Throughout the conflict the National Bank of Ukraine has remained active and effective in ensuring financial and exchange rate stability and has controlled inflation by hiking interest rates to 25%. In 2022, a part of the extraordinary public needs was monetised by the NBU, but the impact of these interventions was broadly neutralised by mopping up the liquidity of the banking sector.
In recent months, Ukraine has benefited from declines in global energy commodity prices and the inflation rate is dampened by the high statistical base.

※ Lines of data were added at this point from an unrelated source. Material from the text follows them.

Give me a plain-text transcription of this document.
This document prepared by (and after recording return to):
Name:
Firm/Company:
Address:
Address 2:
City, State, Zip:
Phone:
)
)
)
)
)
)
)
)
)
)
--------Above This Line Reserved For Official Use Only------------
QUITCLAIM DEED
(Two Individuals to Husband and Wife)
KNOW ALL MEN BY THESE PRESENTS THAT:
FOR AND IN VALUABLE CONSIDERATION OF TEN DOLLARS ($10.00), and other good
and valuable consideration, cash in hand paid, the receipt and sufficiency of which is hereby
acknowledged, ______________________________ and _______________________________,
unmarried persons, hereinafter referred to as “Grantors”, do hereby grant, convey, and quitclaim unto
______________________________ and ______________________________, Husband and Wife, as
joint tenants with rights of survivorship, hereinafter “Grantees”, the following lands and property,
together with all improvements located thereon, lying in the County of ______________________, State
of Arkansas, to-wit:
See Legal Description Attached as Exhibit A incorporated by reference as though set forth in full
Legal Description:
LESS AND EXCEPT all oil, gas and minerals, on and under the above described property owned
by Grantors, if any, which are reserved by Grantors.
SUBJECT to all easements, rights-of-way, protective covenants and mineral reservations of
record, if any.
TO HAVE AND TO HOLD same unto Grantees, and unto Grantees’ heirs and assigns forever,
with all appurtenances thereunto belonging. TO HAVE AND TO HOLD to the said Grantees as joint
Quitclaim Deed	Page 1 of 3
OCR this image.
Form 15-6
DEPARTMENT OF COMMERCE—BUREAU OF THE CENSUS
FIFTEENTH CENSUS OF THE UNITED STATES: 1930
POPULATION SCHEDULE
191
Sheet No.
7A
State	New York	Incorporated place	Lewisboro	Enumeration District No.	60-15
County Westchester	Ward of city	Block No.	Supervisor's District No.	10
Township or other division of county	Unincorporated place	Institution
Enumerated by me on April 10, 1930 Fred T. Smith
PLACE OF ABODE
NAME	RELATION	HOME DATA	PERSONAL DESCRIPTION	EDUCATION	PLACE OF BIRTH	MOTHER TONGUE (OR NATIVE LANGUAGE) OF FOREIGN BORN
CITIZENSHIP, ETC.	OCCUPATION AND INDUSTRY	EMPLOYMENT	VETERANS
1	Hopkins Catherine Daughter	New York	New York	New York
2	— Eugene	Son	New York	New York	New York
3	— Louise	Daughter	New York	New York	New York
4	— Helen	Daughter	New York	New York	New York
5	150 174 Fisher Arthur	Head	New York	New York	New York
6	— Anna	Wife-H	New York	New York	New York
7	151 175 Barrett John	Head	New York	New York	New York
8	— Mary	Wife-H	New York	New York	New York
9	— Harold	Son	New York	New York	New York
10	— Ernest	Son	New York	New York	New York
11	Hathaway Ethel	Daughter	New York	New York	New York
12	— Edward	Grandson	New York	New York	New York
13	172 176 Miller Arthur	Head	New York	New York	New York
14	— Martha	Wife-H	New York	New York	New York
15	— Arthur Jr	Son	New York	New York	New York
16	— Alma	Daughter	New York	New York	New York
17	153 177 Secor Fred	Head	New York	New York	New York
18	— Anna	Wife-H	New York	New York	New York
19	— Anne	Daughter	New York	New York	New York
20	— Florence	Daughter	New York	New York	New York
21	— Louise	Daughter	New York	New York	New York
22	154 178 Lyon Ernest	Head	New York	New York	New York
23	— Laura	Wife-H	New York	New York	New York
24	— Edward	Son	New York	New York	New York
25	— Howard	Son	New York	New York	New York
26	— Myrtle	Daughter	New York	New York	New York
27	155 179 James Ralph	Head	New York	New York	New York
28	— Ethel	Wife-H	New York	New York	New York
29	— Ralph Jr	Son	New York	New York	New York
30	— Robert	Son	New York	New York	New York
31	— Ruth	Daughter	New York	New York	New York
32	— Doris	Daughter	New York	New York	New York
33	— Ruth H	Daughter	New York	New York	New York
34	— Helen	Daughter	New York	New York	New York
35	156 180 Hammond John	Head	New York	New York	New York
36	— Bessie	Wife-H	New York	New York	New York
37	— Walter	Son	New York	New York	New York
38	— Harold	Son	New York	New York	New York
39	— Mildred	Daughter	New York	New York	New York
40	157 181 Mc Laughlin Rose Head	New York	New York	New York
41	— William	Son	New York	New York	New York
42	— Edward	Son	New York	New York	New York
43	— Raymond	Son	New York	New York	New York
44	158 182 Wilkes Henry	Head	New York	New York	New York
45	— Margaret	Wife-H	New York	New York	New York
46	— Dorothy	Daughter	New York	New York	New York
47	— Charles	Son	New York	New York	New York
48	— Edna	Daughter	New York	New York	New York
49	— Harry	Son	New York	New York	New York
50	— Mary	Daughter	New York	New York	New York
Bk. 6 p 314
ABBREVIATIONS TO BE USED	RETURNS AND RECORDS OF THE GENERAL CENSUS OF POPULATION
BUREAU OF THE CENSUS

CPI inflation slowed to 17.9%YoY in April, from 21.3% in March and 26.6% back in December. Core inflation slowed as well from 19.8% in March to 16.9% in April. Given heightened wartime uncertainty, we expect the NBU to wait for a more decisive period of disinflation and start interest rate cuts in early 2024.
Ukraine’s huge public and external financing needs have been met by foreign grants and loans, including a new four-year IMF programme of US$15.6bn.
In 2022, the fiscal balance reached almost 17% of GDP, without grants it was around 10% of GDP higher. A near 30% collapse in exports and fall in imports of less than 5% led to a huge trade gap but sizeable current account surplus as the gap was compensated for by foreign grants.
From 2023, the CA is expected to post a large deficit but accompanied by rising FDI flows.
The fiscal position is set to deteriorate further this year but improve gradually in the medium term. Nonetheless, the country will continue to rely heavily on donors’ support for internal defence, provision of social services and ensuring macroeconomic stability.